Kryloniqatsi I / Writing On The Wall - BPMZ / Aerosoul - Tommy Tee / The Taking of Pelham One Two Three - David Shire / Lune TNS - Company Flow / It's All Destroyed - Zeb Roc Ski / Kings In The Game - Sick Jacken (feat. B-Real) / Wholetrain - KRS-One & El Da Sensei / The Trains Are Now So Clean - Daedalus / Third Rail - Masai Bey / The Manhattan Project - Typical Cats / Homage 2 Da Bomberz - Tame One / The Amphitheatre - Grandmixer DST / Antivandalism - Sixtoo / Search & Destroy #1 - Tenshun / Hisstory - Material (feat. Rammellzee) / Armed With Krylon - Dälek / Kryloniqatsi II / Krazy Kings 3 - El-P
Graffiti is ephemeral by definition. It's going to be buffed, washed, painted over. When it first started, a piece could run a year or so on a train. But when the buff came in, writing became not only more of a protest against disenfranchisement but almost a philosophical one as well--against entropy, against mortality, against the inevitability of gradualism. The futility combined with the incredible craft is part of what makes it so powerfully defiant: I AM HERE. YOU CAN ERASE THIS, BUT I AM HERE.
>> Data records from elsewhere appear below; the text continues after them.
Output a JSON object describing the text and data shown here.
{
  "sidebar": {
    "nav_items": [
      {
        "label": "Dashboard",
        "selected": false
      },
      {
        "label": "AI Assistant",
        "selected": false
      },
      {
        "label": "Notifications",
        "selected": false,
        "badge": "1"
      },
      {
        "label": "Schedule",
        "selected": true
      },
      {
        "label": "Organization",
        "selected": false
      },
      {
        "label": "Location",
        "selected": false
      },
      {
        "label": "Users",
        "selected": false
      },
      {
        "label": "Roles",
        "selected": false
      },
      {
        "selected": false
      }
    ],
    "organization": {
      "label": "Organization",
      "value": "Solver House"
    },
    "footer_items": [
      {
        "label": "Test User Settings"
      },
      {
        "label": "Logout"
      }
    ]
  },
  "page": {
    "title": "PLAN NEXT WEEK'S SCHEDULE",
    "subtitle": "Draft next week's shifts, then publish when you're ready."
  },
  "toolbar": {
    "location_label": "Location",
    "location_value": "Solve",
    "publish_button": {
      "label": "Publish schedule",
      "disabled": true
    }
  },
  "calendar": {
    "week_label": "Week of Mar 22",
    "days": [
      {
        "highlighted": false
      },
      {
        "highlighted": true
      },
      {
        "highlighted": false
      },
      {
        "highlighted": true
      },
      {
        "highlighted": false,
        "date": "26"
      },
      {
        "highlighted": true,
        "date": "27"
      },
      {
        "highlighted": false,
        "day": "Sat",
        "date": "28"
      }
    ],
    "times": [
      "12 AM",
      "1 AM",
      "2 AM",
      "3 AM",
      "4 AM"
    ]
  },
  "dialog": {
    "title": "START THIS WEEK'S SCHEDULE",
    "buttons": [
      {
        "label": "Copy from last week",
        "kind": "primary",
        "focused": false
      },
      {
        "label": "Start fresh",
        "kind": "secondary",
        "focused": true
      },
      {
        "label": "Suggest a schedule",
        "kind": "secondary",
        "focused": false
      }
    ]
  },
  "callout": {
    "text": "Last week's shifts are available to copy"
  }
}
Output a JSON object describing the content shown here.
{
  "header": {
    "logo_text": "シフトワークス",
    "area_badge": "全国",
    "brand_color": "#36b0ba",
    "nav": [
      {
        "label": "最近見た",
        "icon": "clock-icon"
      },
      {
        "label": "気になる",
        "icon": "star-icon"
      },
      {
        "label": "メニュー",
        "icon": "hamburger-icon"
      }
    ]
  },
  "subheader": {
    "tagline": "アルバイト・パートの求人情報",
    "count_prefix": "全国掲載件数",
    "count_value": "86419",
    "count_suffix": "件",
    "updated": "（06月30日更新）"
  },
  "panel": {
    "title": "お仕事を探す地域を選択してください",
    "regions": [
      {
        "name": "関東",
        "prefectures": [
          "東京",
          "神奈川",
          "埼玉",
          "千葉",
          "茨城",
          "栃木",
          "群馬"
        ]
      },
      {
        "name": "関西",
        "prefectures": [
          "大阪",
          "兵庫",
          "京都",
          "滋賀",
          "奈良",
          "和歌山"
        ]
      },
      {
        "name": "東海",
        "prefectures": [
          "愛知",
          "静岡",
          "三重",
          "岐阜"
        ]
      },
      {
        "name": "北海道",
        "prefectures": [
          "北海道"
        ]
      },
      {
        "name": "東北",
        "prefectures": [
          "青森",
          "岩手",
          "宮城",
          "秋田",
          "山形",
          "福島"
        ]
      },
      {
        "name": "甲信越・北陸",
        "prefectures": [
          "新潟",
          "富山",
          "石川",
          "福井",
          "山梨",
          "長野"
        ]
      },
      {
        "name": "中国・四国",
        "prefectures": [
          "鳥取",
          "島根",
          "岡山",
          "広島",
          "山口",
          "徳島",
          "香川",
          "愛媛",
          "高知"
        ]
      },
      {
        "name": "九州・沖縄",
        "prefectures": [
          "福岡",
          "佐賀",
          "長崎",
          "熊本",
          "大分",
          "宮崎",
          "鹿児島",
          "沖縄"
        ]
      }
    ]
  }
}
There's also the aspect of a cultural guerilla war. Writers took on a lot of guerilla tactics, thinking, language, and brought war into art. I remember an interview with Max Roach around 1987 where he said the drums on LL Cool J's LP sounded "like war drums, like armies on the move."
Graffiti isn't dead by a long shot. There's hardly a city in the world you can go to without seeing some great pieces. But New York subway art, that's been dead for almost a generation. And in a lot of ways, graf is a lot poorer for it. A giant wall mural gets the scale right, the setting right--graf looks bad in galleries on canvas because it's too clean, too small, too quiet, too de-urbanized. (I'm feeling Seen's new metal wild style sculptures though.) I think it's a mistake, and a serious reach, to try and jam graf into art history. It is of itself, for itself, and by itself. But I think really it needs that thunder of sound, that movement a train gives it to really come to life how it was meant to, as the writers used to:
...in some deserted midnight yard, they will find their natural canvas which is of course that metal wall of a subway car ready to reverberate into all the egos of all the metal of New York, what an echo that New York metal will give into the slapped-silly senses of every child-psyche who grew up in New York, yes, metal as a surface on which to paint is even better than stone.
If you weren't there, you can only imagine what it was like to be down there in those dark, dank stations, all dirty tile and I-beam pillars and filthy bums and shit. And suddenly with a roar and a screech a twenty-foot explosion of color rolls in right in front of you. A gift of beauty. In the form of someone's name.
"The name," Cay 161 told Norman Mailer, "is the faith of graffiti." What did he mean by that. Mailer interpolates:
You hit your name and maybe something in the whole scheme of the system gives a death rattle. For now your name is over their name, over the subway manufacturer, the Transit Authority, the city administration. Your presence is on their presence, your alias hangs over their scene. There is a pleasurable sense of depth to the elusiveness of the meaning.
Sometimes I think hip-hop is how I figure out what it was like to grow up in New York as a child who was afraid of everything. Because graf artists weren't afraid of anything. That shit they did in the yards and tunnels was on some ninja nibelungen shit into the dragon's lair. They had a passion and commitment and fire that I wish I could even aspire to.
So, also this is something I saw:
People who rented STYLE WARS (DVD) also rented...KNIGHTS IN ARMOR...POWAQQATSI
And what the fuck is up with that, because Rammellzee is dead, and who else would rent that combo of flicks? Dondi is dead. Iz The Wiz is dead. Kase 2 is dead. Stay High 149 just passed last week. Even the subway cars they wrote on have been dumped into the sea.
But yeah. Knights In Armor. Powaqqatsi. Kryloniqatsi--in Hopi, 'qatsi' means 'life.' Spraycan life. Did anyone ever tell you what was written on the trains?